Recovery Curriculum
How we support children during a pandemic.
“A learning community’s well-being has a lot to do with the quality of relationships, cohesion, inter-dependence and belonging.” (Barry Carpenter, 2020)
Nobody quite knows how adversely affected our children have been by the absence of daily routine schools provide. From the evidence available, we can assume some will have felt acutely the anguish caused by the lack of social interaction or feel loss from not being able to undertake the informal rituals of school life - the missed school journey or end of year production, we are talking about rites of passage for young people transitioning into the next phase of their lives.
It underlines that schools are so much more than places which provide education - they are about people. Our schools are communities; we embody values; we model relationships required for modern life to function: collaboration, getting on with others, friendship.
So, as we support our pupils safely, our attention shifts as much towards helping children come back to us and each other as it necessitates considering the formal curriculum. Our recovery curriculum needs to balance how to learn best with what to learn. This is summarised from the work of Barry Carpenter, taken from his Recovery Curriculum model:
Lever 1: Relationships – not all children will return joyfully, and many of the relationships that were thriving, may need to be invested in and restored. We need to plan for this to happen, not assume that it will. Reach out to greet them, use the relationships we build to cushion the discomfort of returning.
Lever 2: Community – we must recognise that curriculum will have been based in the community for a long period of time. We need to listen to what has happened in this time, understand the needs of our community and engage them in the transitioning of learning back into school.
Lever 3: Transparent Curriculum – all of our children will feel like they have lost time in learning and we must show them how we are addressing these gaps, consulting and co-constructing with our children to heal this sense of loss.
Lever 4: Metacognition – in different environments, students will have been learning in different ways. It is vital that we make the skills for learning in a school environment explicit to our children to reskill and rebuild their confidence as learners.

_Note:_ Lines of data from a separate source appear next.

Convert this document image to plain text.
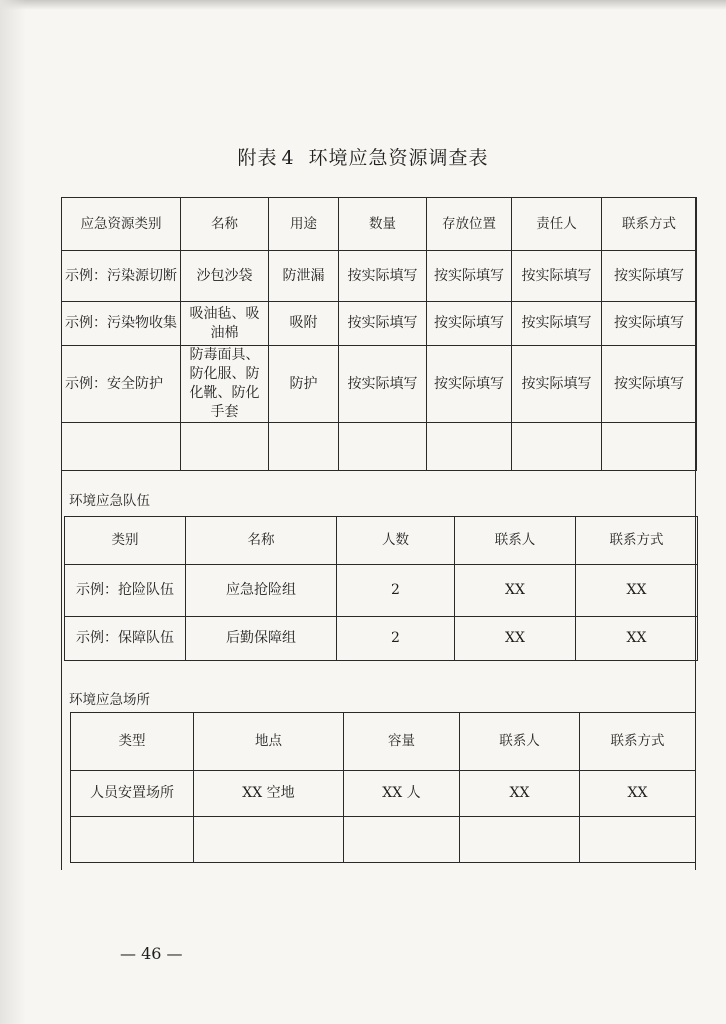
附表 4 环境应急资源调查表
应急资源类别	名称	用途	数量	存放位置	责任人	联系方式
示例：污染源切断	沙包沙袋	防泄漏	按实际填写	按实际填写	按实际填写	按实际填写
示例：污染物收集	吸油毡、吸油棉	吸附	按实际填写	按实际填写	按实际填写	按实际填写
示例：安全防护	防毒面具、防化服、防化靴、防化手套	防护	按实际填写	按实际填写	按实际填写	按实际填写

环境应急队伍
类别	名称	人数	联系人	联系方式
示例：抢险队伍	应急抢险组	2	XX	XX
示例：保障队伍	后勤保障组	2	XX	XX
环境应急场所
类型	地点	容量	联系人	联系方式
人员安置场所	XX 空地	XX 人	XX	XX

— 46 —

Lever 5: Space – to be, to rediscover self, and to find their voice on learning in this issue. It is only natural that we all work at an incredible pace to make sure this group of learners are not disadvantaged against their peers, providing opportunity and exploration alongside the intensity of our expectations.
We will respond to the children's needs intuitively and St John's we already have a strong systems in place to support mental health and wellbeing however we will also use a COVID specific PSHE curriculum to further support children.
Parents are able to access a sample of our Jigsaw recovery plans for each Key Phase below.
We will measure this by observing children's level of engagement and taking a termly Resilience Survey for each individual.